Part of studying abroad is learning how to adjust and adapt to the new environment around you. I also gained insight on European politics while being abroad, specifically the European sentiment on immigration and open borders.
My experience in Rome was unforgettable and one that I will cherish for the rest of my life. I feel like a more well-rounded, well-traveled, and well-versed individual. Thank you, Gilman Fund, for this incredible opportunity!
As I continue working toward my undergraduate degree at St. John’s University on the Queens campus, I can confidently say that studying abroad has positively impacted me as a student and individual since my return. Looking back on my arrival to Rome, I have learned so much through my personal, travel, and educational experiences.
Culture shock was not uncommon during the beginning weeks of studying abroad. However, I acquired cultural awareness as I continued through the rest of my months in Europe. This awareness gave me the opportunity to differentiate among the countries I traveled to in regard to the values, beliefs, social norms, and cultures. This exposure enhanced my social skills, problem-solving skills, and my perspective to the various ways individuals live.
One day in Rome I walked into a boutique without knowing that the store employee only spoke Italian. However, during my time abroad I had been practicing Italian in classes with friends and even workers nearby campus. Being that it was my first experience where I did not speak the native language, my efforts to adjust to the employee’s comfortability by speaking Italian made me feel a greater connection to the world around me. By reflecting on the differences from language to culture in comparison to my home, it helped me to better recognize the values that define me and to become more open to how others live.
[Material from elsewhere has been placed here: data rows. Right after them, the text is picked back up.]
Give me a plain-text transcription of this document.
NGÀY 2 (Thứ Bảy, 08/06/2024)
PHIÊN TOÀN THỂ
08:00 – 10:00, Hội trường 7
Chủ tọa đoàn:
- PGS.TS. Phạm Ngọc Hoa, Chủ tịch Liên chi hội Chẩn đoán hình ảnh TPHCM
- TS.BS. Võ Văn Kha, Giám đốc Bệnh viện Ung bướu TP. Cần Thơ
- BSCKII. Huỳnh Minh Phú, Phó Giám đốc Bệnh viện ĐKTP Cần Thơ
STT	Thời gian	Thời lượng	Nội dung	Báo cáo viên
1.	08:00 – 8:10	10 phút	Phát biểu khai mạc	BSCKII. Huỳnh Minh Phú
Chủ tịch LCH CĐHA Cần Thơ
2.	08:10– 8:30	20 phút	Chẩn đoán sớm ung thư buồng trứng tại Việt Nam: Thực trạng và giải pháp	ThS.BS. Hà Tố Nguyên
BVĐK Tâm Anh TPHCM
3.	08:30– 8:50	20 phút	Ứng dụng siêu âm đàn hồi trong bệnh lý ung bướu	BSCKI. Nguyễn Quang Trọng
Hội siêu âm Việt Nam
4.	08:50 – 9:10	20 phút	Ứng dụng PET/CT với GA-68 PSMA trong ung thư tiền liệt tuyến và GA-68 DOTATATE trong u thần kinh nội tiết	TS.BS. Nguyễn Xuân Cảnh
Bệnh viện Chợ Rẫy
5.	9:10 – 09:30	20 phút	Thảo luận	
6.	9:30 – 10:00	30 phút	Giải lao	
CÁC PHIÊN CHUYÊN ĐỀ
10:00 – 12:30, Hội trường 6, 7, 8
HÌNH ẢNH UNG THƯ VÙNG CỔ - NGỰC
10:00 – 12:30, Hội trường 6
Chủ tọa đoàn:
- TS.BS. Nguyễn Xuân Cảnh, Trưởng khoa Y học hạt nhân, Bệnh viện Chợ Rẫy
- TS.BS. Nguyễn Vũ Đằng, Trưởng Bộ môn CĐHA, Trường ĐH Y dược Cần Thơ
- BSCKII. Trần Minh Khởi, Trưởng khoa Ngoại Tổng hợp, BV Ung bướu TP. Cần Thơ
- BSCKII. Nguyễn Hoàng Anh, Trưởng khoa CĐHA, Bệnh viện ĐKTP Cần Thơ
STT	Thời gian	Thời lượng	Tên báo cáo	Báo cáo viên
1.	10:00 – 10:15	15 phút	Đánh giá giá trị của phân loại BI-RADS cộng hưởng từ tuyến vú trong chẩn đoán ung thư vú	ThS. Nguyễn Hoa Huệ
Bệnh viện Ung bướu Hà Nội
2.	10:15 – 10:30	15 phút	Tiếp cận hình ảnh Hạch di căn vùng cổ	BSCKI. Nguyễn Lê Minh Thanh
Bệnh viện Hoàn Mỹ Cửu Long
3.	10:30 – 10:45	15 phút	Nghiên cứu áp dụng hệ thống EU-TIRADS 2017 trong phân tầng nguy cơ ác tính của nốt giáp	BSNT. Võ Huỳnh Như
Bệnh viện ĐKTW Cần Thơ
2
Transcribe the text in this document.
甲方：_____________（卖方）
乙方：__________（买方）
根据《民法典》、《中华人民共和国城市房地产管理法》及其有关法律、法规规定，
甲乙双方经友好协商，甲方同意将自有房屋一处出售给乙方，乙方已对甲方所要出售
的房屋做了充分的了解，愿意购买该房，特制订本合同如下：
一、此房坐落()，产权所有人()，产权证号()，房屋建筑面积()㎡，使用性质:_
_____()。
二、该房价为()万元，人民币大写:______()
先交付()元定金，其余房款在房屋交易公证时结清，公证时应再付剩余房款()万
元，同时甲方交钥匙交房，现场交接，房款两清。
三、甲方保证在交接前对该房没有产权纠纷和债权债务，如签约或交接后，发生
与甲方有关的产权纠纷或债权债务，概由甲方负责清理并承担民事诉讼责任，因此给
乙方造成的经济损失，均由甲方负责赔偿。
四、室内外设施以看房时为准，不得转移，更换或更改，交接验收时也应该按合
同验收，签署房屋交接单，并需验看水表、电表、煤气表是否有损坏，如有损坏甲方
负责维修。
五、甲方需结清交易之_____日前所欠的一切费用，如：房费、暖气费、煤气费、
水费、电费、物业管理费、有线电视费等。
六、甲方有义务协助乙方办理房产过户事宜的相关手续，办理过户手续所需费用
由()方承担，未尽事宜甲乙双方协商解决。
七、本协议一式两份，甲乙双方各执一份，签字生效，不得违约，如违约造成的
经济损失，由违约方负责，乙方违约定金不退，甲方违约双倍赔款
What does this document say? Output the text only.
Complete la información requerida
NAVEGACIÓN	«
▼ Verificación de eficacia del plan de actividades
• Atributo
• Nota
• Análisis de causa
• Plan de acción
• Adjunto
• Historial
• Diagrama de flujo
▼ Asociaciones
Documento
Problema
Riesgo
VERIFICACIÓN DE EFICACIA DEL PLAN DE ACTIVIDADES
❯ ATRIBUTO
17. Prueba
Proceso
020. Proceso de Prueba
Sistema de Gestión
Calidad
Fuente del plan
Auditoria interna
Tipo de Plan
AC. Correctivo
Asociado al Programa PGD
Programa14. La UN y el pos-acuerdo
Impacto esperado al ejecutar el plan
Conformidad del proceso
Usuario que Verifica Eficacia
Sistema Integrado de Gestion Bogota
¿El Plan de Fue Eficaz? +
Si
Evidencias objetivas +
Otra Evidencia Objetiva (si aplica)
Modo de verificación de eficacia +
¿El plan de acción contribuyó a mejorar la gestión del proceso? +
Since my return, I have been asked questions such as, “Where did you travel to?” or “What was your favorite place?” While traveling plays a crucial role in my growth as an individual, I was also influenced by my classes with Italian professors where I learned about global issues regarding immigration in Europe, including refugees, asylum seekers, poverty and inequality, and different rules of law depending on the European country.
I am fortunate that I have had the pleasure of being in nine countries and 17 cities. Each location has affected my personal development; I have gained a clearer global perspective.